The Environmental Protection Agency (EPA) suffered another major defeat last Tuesday when an appeals court in Washington, DC, vacated an agency rule aimed at reducing sulfur dioxide and nitrogen oxide emissions from coal- and natural gas-fired power plants in 28 upwind states located primarily in the East and Texas.
More than a dozen states, industry groups, local government and labor groups challenged the August 2011 Cross-State Air Pollution Rule in the U.S. Court of Appeals for the District of Columbia, arguing that the EPA exceeded its statutory authority under the “good neighbor” provision, which requires upwind states to reduce only their own contributions to a downwind state’s nonattainment. The case was styled EME Homer City Generation LP, which owns and operates a coal-fired generation plant in Indiana County, PA, vs. the EPA [No. 11-1302]. EME is owned by Edison International.
“The EPA’s transport rule exceeds the agency’s statutory authority in two independent respects,” said the court opinion by Appellate Judge Brett Kavanaugh. Kavanaugh and Judge Thomas B. Griffith voted in favor of vacating the EPA rule, while Judge Judith Rogers dissented. The court sent the rule back to be reviewed and directed the EPA to administer its existing Clean Air Interstate Rule in the meantime.
Congress granted the EPA authority to require upwind states to reduce only their own significant pollution contributions to a downwind state’s nonattainment. But under the EPA’s transport rule, the court said upwind states could be required to reduce emissions by more than their own emission contributions to a downwind state’s nonattainment.
“EPA has used the ‘good neighbor’ provision to impose massive emissions-reduction requirements on upwind states without regard to the limits imposed by the statutory text,” the court said.
It further said the EPA rule violated the Clean Air Act (CAA), which gives states the initial opportunity to implement the required reductions with respect to pollution sources within their borders.

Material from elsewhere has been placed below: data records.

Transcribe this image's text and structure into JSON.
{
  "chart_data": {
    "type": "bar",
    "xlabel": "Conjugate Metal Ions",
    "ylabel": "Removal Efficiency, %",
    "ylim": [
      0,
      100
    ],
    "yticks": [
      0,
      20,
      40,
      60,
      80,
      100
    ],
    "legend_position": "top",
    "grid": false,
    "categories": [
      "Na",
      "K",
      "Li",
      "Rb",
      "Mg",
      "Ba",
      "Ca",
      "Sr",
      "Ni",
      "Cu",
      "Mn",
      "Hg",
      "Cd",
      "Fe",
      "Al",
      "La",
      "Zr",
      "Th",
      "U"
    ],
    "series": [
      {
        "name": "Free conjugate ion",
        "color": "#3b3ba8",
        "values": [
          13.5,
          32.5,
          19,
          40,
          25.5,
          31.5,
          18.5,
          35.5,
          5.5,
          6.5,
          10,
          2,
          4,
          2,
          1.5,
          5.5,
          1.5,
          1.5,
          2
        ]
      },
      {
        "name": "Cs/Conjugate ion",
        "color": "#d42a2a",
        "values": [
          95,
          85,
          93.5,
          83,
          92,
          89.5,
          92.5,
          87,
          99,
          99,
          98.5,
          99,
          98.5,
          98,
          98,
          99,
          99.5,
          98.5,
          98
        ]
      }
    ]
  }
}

The court’s decision “should not be interpreted as a comment on the wisdom or policy merits of EPA’s transport rule. It is not our job to set environmental policy. Our limited but important role is to independently ensure that the agency stays within the boundaries Congress has set. EPA did not do so here.”
The court’s opinion “is good news for consumers and for the reliability of our electric grid. It is notable that for the second time in two weeks, federal circuit courts have affirmed the primary responsibility of states — not the EPA — in determining how to meet air quality standards,” said Karen Harbert, CEO of the U.S. Chamber’s Institute for 21st Century Energy.

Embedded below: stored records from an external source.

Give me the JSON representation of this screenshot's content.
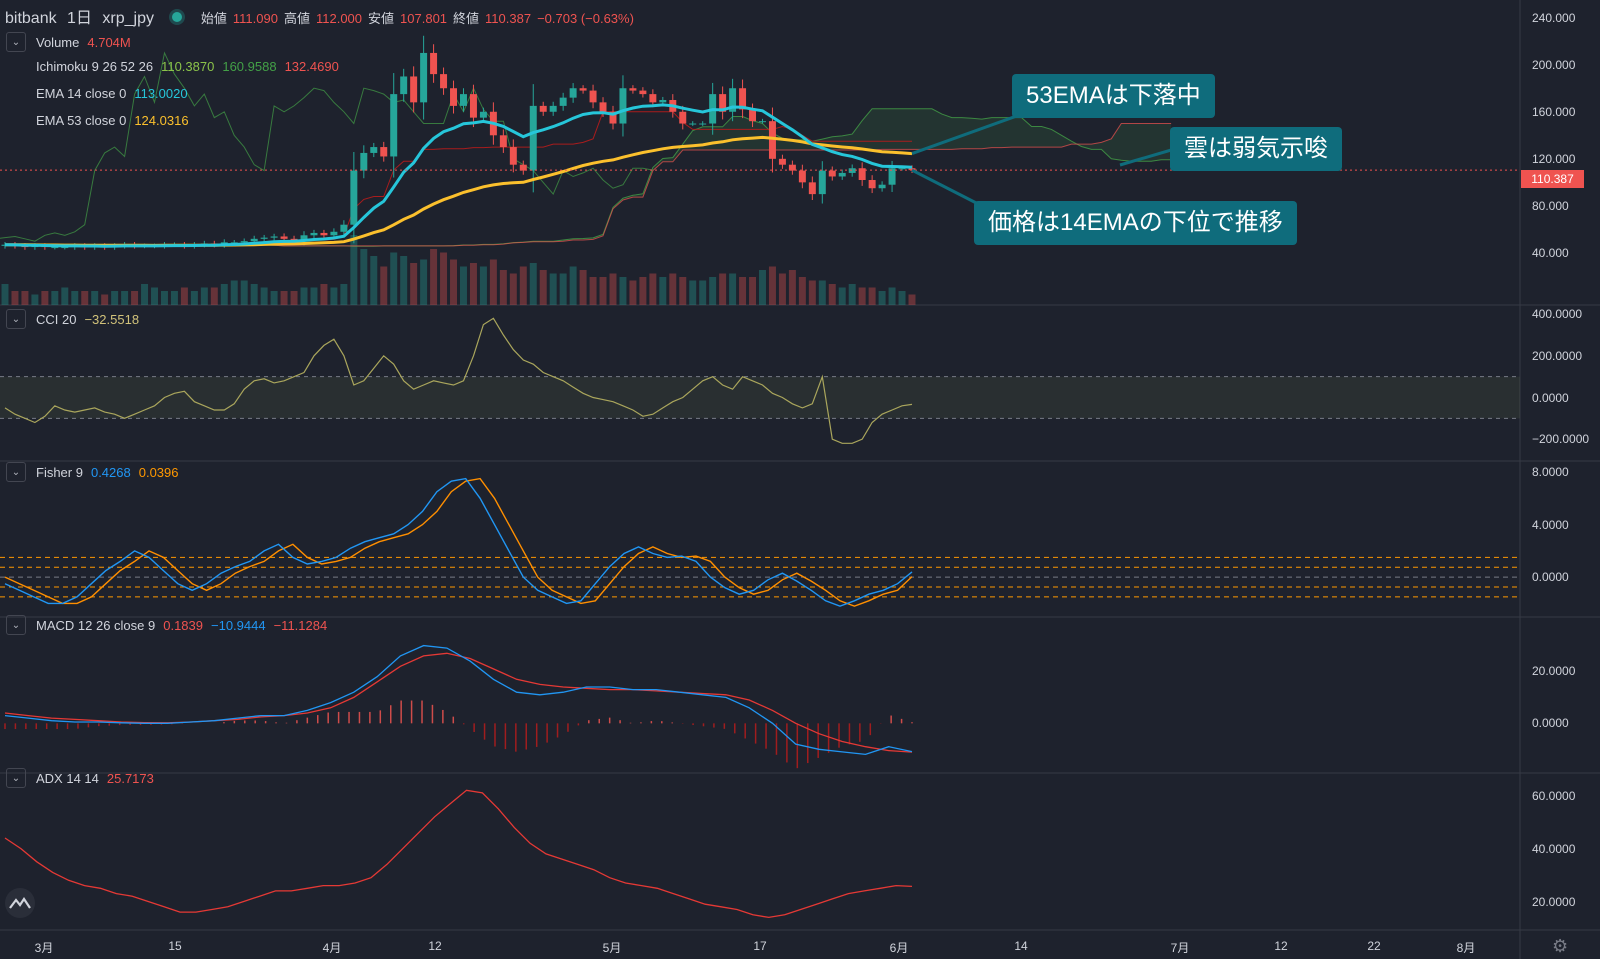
{
  "header": {
    "exchange": "bitbank",
    "interval": "1日",
    "symbol": "xrp_jpy",
    "ohlc": [
      {
        "label": "始値",
        "value": "111.090"
      },
      {
        "label": "高値",
        "value": "112.000"
      },
      {
        "label": "安値",
        "value": "107.801"
      },
      {
        "label": "終値",
        "value": "110.387"
      }
    ],
    "change": "−0.703 (−0.63%)"
  },
  "indicators": {
    "volume": {
      "name": "Volume",
      "value": "4.704M"
    },
    "ichimoku": {
      "name": "Ichimoku 9 26 52 26",
      "values": [
        "110.3870",
        "160.9588",
        "132.4690"
      ]
    },
    "ema14": {
      "name": "EMA 14 close 0",
      "value": "113.0020"
    },
    "ema53": {
      "name": "EMA 53 close 0",
      "value": "124.0316"
    },
    "cci": {
      "name": "CCI 20",
      "value": "−32.5518"
    },
    "fisher": {
      "name": "Fisher 9",
      "values": [
        "0.4268",
        "0.0396"
      ]
    },
    "macd": {
      "name": "MACD 12 26 close 9",
      "values": [
        "0.1839",
        "−10.9444",
        "−11.1284"
      ]
    },
    "adx": {
      "name": "ADX 14 14",
      "value": "25.7173"
    }
  },
  "callouts": [
    "53EMAは下落中",
    "雲は弱気示唆",
    "価格は14EMAの下位で推移"
  ],
  "last_price": "110.387",
  "colors": {
    "background": "#1e222d",
    "up": "#26a69a",
    "down": "#ef5350",
    "ema14": "#26c6da",
    "ema53": "#fbc02d",
    "callout": "#0f6c7c",
    "ichimoku_green": "#43a047",
    "fisher": "#2962ff",
    "fisher_trigger": "#ff6d00",
    "cci": "#aaa65c"
  },
  "chart_data": [
    {
      "type": "candlestick",
      "name": "xrp_jpy",
      "x_ticks": [
        "3月",
        "15",
        "4月",
        "12",
        "5月",
        "17",
        "6月",
        "14",
        "7月",
        "12",
        "22",
        "8月"
      ],
      "y_ticks": [
        "240.000",
        "200.000",
        "160.000",
        "120.000",
        "80.000",
        "40.000"
      ],
      "ylim": [
        0,
        240
      ],
      "close": [
        47,
        46,
        45,
        46,
        45,
        45,
        45,
        46,
        45,
        46,
        45,
        46,
        47,
        46,
        46,
        46,
        47,
        47,
        46,
        47,
        48,
        47,
        49,
        49,
        50,
        52,
        53,
        54,
        52,
        50,
        55,
        57,
        55,
        58,
        64,
        110,
        125,
        130,
        122,
        175,
        190,
        168,
        210,
        192,
        180,
        165,
        175,
        155,
        160,
        140,
        130,
        115,
        110,
        165,
        160,
        165,
        172,
        180,
        178,
        168,
        160,
        150,
        180,
        178,
        175,
        168,
        170,
        160,
        150,
        150,
        150,
        175,
        160,
        180,
        162,
        152,
        152,
        120,
        115,
        110,
        100,
        90,
        110,
        105,
        108,
        112,
        102,
        95,
        98,
        112,
        112,
        110.4
      ],
      "volume_bar_heights_rel": [
        0.3,
        0.2,
        0.2,
        0.15,
        0.2,
        0.2,
        0.25,
        0.2,
        0.2,
        0.2,
        0.15,
        0.2,
        0.2,
        0.2,
        0.3,
        0.25,
        0.2,
        0.2,
        0.25,
        0.2,
        0.25,
        0.25,
        0.3,
        0.35,
        0.35,
        0.3,
        0.25,
        0.2,
        0.2,
        0.2,
        0.25,
        0.25,
        0.3,
        0.25,
        0.3,
        1.0,
        0.8,
        0.7,
        0.55,
        0.75,
        0.7,
        0.6,
        0.65,
        0.8,
        0.75,
        0.65,
        0.55,
        0.6,
        0.55,
        0.65,
        0.5,
        0.45,
        0.55,
        0.6,
        0.5,
        0.45,
        0.45,
        0.55,
        0.5,
        0.4,
        0.4,
        0.45,
        0.4,
        0.35,
        0.4,
        0.45,
        0.4,
        0.45,
        0.4,
        0.35,
        0.35,
        0.4,
        0.45,
        0.45,
        0.4,
        0.4,
        0.5,
        0.55,
        0.45,
        0.5,
        0.4,
        0.35,
        0.35,
        0.3,
        0.25,
        0.3,
        0.25,
        0.25,
        0.2,
        0.25,
        0.2,
        0.15
      ]
    },
    {
      "type": "line",
      "name": "CCI 20",
      "y_ticks": [
        "400.0000",
        "200.0000",
        "0.0000",
        "−200.0000"
      ],
      "ylim": [
        -300,
        420
      ],
      "band": [
        -100,
        100
      ],
      "values": [
        -50,
        -80,
        -100,
        -120,
        -90,
        -40,
        -60,
        -70,
        -60,
        -50,
        -70,
        -80,
        -100,
        -80,
        -60,
        -40,
        0,
        20,
        30,
        -20,
        -40,
        -60,
        -60,
        -30,
        40,
        80,
        90,
        70,
        80,
        100,
        120,
        200,
        250,
        280,
        200,
        60,
        80,
        140,
        200,
        160,
        80,
        40,
        60,
        80,
        70,
        60,
        80,
        200,
        350,
        380,
        300,
        230,
        180,
        160,
        120,
        100,
        80,
        50,
        20,
        0,
        -10,
        -20,
        -40,
        -60,
        -90,
        -80,
        -50,
        -20,
        0,
        40,
        80,
        100,
        60,
        40,
        100,
        80,
        60,
        20,
        0,
        -30,
        -50,
        -30,
        100,
        -200,
        -220,
        -220,
        -200,
        -120,
        -80,
        -60,
        -40,
        -33
      ]
    },
    {
      "type": "line",
      "name": "Fisher 9",
      "y_ticks": [
        "8.0000",
        "4.0000",
        "0.0000"
      ],
      "ylim": [
        -2.5,
        8
      ],
      "series": [
        {
          "name": "0.4268",
          "values": [
            -0.5,
            -1,
            -1.5,
            -2,
            -2,
            -1.5,
            -0.5,
            0.5,
            1.2,
            2,
            1.5,
            0.5,
            -0.5,
            -1,
            -0.5,
            0.3,
            0.8,
            1.2,
            2,
            2.5,
            1.5,
            1,
            1.2,
            1.5,
            2.2,
            2.7,
            3,
            3.3,
            4,
            5,
            6.5,
            7.3,
            7.5,
            6,
            4,
            2,
            0,
            -1,
            -1.5,
            -2,
            -1.8,
            -0.5,
            0.8,
            1.8,
            2.3,
            1.8,
            1.5,
            1.6,
            1.2,
            0,
            -0.8,
            -1.3,
            -1,
            -0.2,
            0.3,
            -0.3,
            -1,
            -1.8,
            -2.2,
            -1.8,
            -1.3,
            -1,
            -0.5,
            0.4
          ]
        },
        {
          "name": "0.0396",
          "values": [
            0,
            -0.5,
            -1,
            -1.5,
            -2,
            -2,
            -1.5,
            -0.5,
            0.5,
            1.2,
            2,
            1.5,
            0.5,
            -0.5,
            -1,
            -0.5,
            0.3,
            0.8,
            1.2,
            2,
            2.5,
            1.5,
            1,
            1.2,
            1.5,
            2.2,
            2.7,
            3,
            3.3,
            4,
            5,
            6.5,
            7.3,
            7.5,
            6,
            4,
            2,
            0,
            -1,
            -1.5,
            -2,
            -1.8,
            -0.5,
            0.8,
            1.8,
            2.3,
            1.8,
            1.5,
            1.6,
            1.2,
            0,
            -0.8,
            -1.3,
            -1,
            -0.2,
            0.3,
            -0.3,
            -1,
            -1.8,
            -2.2,
            -1.8,
            -1.3,
            -1,
            0.04
          ]
        }
      ],
      "levels": [
        1.5,
        0.75,
        0,
        -0.75,
        -1.5
      ]
    },
    {
      "type": "line",
      "name": "MACD 12 26 close 9",
      "y_ticks": [
        "20.0000",
        "0.0000"
      ],
      "ylim": [
        -18,
        36
      ],
      "series": [
        {
          "name": "−10.9444",
          "values": [
            3,
            2,
            1,
            0.5,
            0.5,
            0.2,
            0,
            0,
            0.5,
            1,
            2,
            3,
            3,
            5,
            8,
            12,
            18,
            26,
            30,
            29,
            24,
            17,
            12,
            11,
            12,
            14,
            14,
            13,
            13,
            12,
            11,
            10,
            6,
            0,
            -8,
            -10,
            -11,
            -12,
            -9,
            -10.9
          ]
        },
        {
          "name": "−11.1284",
          "values": [
            4,
            3,
            2,
            1.5,
            1,
            0.5,
            0.3,
            0.2,
            0.5,
            1,
            1.5,
            2.5,
            3,
            4,
            6,
            10,
            16,
            22,
            26,
            27,
            25,
            21,
            17,
            15,
            14,
            13.5,
            13,
            13,
            12.5,
            12,
            11.5,
            11,
            9,
            5,
            0,
            -4,
            -7,
            -9,
            -10.5,
            -11.1
          ]
        }
      ]
    },
    {
      "type": "line",
      "name": "ADX 14 14",
      "y_ticks": [
        "60.0000",
        "40.0000",
        "20.0000"
      ],
      "ylim": [
        10,
        64
      ],
      "values": [
        44,
        40,
        35,
        31,
        28,
        26,
        25,
        23,
        22,
        20,
        18,
        16,
        16,
        17,
        18,
        20,
        22,
        24,
        24,
        25,
        26,
        26,
        27,
        29,
        34,
        40,
        46,
        52,
        57,
        62,
        61,
        55,
        48,
        42,
        38,
        36,
        34,
        32,
        29,
        27,
        26,
        25,
        23,
        21,
        19,
        18,
        17,
        15,
        14,
        15,
        17,
        19,
        21,
        23,
        24,
        25,
        26,
        25.7
      ]
    }
  ]
}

Earlier this month the U.S. Court of Appeals for the Fifth Circuit vacated the EPA decision objecting to the Texas Commission on Environmental Quality’s Flexible Permits Program (see related story). The court said the EPA’s objections were “16 years tardy,” violated the Administrative Procedure Act and were based on regulatory language of its own choosing, not the federal CAA.
“Vacating this rule relieves utilities from unrealistic timelines and unjustified standards for compliance, at least from this particular rule,” Harbert said.
“Hopefully [last Tuesday’s] decision will cause the EPA to reevaluate their overzealous approach and pursue more balanced environmental and energy policies,” said the American Coalition for Clean Coal Electricity.